There was swift and widespread condemnation of Holbert's cartoon. Gov. Deval Patrick said it was "stupid." The Boston chapter of the NAACP said the cartoon "reopened the wounds of race in Boston." Holbert himself apologized for the work, and the Boston Herald agreed to meet with the NAACP to discuss racial sensitivity.
Boston Public Radio cohost Margery Eagan asked if there were a way to make lemonade out of the proverbial lemons of public discontent.
"I think we can make some lemon vodka. I'm not sure about lemonade," the Rev. Emmett G. Price III joked. "This is an old scenario that's played out. I think it was absolutely insensitive for the cartoon to run. (...) A syndicated editor had tried to pull the string on this, said 'this is not going to run in our newspaper, you need to change it to a different type of fruit,' and the Boston Herald decided to go on and run it" anyway, Price said. "It was inappropriate."
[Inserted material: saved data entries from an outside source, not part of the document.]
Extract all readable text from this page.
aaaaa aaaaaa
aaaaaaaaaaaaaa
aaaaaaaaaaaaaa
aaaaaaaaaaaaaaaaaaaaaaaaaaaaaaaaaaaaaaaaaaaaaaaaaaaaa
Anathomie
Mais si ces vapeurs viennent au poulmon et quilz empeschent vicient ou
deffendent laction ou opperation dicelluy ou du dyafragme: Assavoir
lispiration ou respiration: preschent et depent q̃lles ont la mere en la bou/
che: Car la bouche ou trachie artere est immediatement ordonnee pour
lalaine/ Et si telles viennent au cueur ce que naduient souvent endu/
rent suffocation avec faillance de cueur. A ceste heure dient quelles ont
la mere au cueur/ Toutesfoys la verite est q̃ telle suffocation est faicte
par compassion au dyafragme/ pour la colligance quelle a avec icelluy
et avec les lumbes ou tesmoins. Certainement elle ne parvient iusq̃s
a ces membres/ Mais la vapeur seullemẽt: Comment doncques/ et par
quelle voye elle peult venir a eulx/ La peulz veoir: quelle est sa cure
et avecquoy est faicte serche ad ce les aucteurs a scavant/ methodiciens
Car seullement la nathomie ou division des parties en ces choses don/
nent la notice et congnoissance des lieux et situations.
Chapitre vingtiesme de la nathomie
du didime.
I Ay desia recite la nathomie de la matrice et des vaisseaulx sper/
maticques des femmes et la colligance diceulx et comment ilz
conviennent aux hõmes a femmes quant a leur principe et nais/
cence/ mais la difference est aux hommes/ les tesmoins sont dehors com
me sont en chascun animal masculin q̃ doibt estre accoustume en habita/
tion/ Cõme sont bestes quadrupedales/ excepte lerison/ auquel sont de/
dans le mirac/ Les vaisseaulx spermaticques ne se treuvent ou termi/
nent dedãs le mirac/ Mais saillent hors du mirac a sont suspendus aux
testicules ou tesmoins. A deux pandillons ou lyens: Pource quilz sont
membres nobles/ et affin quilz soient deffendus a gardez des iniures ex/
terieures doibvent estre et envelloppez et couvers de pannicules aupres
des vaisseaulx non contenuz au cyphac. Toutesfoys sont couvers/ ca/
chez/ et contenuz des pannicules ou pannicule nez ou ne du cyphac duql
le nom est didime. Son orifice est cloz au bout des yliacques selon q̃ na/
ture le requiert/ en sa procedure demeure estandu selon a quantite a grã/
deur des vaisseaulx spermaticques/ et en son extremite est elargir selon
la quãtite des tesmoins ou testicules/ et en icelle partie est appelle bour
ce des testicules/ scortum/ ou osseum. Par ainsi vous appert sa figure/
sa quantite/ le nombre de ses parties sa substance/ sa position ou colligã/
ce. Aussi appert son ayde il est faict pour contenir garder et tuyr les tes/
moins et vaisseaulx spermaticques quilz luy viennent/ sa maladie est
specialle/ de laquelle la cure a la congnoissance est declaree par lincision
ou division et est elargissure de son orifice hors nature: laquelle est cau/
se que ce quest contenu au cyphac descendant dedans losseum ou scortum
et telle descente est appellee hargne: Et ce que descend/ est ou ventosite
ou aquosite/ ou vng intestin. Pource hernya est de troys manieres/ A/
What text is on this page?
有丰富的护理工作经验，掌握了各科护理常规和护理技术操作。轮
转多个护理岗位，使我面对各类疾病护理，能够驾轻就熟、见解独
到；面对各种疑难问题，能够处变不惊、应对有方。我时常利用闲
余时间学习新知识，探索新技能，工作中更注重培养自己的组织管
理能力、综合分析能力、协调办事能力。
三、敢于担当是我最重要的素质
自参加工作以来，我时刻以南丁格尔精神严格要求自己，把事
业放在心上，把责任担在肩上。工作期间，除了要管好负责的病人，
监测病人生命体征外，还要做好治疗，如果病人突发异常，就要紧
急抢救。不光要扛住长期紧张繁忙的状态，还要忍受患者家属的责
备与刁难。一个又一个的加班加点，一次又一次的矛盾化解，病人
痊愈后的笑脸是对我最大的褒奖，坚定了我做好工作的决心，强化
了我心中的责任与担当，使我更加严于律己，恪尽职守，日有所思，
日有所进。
The Rev. Irene Monroe agreed with Price, and added that the cartoon might have been an attempt at sensationalism. "The Herald is like a tabloid newspaper, but in the sort of rubric of [papers like] National Enquirer, it tends to show the most negative of everything." Monroe added, "It's not the go-to paper that African-Americans in Boston would pick up."
Monroe pointed out that the Boston Herald is far from the first publication to print racially-charged cartoons. The Pennsylvania news outlet Lancaster New Era took heat for comparing cramped quarters on commercial planes to slave ships. "We're dogged with this sort of negative iconography," Monroe said.
Boston Public Radio cohost Jim Braude asked whether the NAACP's statement about the cartoon — that it "reopened the wounds of race" in the city — effectively addressed the problem. Price thought so. "I'm proud of [president] Mike Curry and the Boston chapter of the NAACP for being the watchdog and calling them to task on it. I think the Herald could benefit from some sensitivity training," Price said. He added, "I'm not sure it's going to solve anything." Price said he thought Jerry Holbert was sincere in his apology about the cartoon.
Monroe wasn't convinced the cartoon reopened old racial wounds "because we make the assumption they were closed" to begin with. About Holbert, Monroe said, "He really probably did find this to be funny, and that's the real problem. Why is that so funny to him?"